[Math] Positive Semi-Definite matrices and subtraction

eigenvalues-eigenvectorsmatrices

I have been wondering about this for some time, and I haven't been able to answer the question myself. I also haven't been able to find anything about it on the internet. So I will ask the question here:

Question: Assume that $A$ and $B$ both are positive semi-definite. When is $C = (A-B)$ positive semi-definite?

I know that I can figure it out for given matrices, but I am looking for a necessary and sufficient condition.
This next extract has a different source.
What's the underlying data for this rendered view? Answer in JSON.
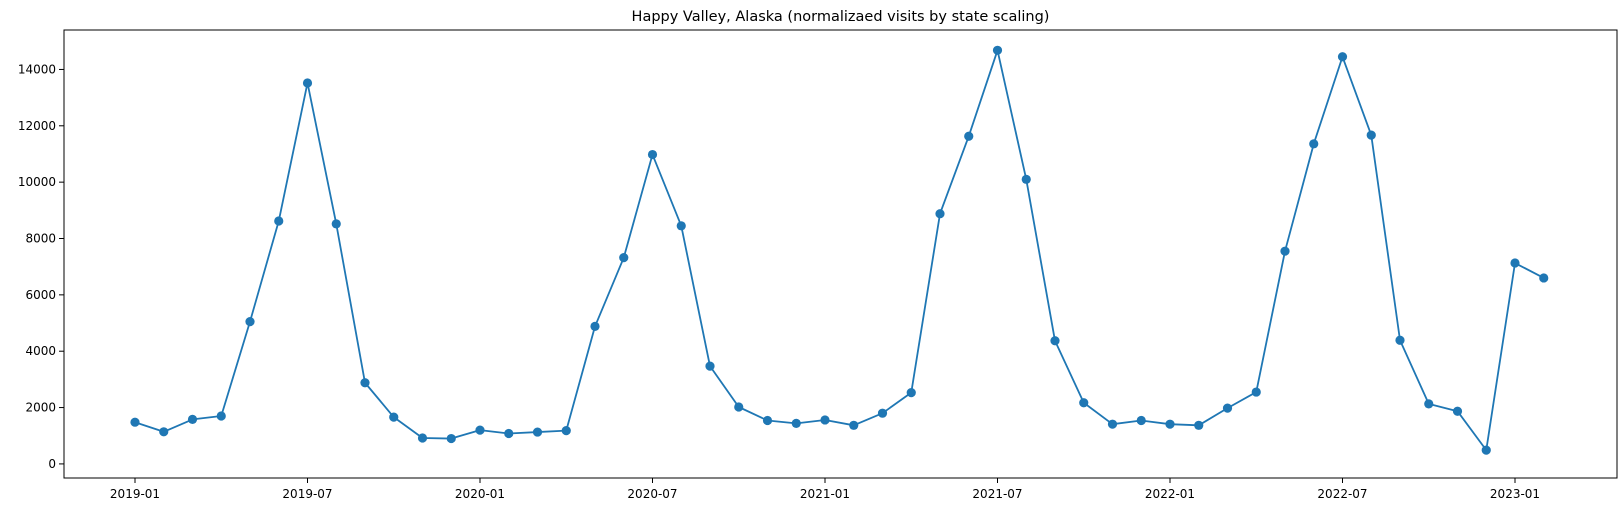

It is of importance when trying to find solutions to conic-inequality systems, where the cone is the cone generated by all positive semi-definite matrices. The question I'm actually interested in finding nice result for are:

Let $x \in \mathbb{R}^n$, and let $A_1,\ldots,A_n,B$ be positive semi-definite. When is

$(\sum^n_{i=1}x_iA_i) – B$

positive semi-definite?

I feel the answer to my first question should yield the answer to the latter. I am looking for something simpler than actually calculating the eigenvalues.

Best Answer

There's a form of Sylvester's criterion for positive semi-definiteness, which unfortunately requires a lot more computations than the better known test for positive definiteness. Namely, all principal minors (not just the leading ones) must be nonnegative. Principal minors are obtained by deleting some of the rows and the same-numbered columns. Source

The book Matrix Analysis by Horn and Johnson is the best reference for positive (semi)definiteness that I know.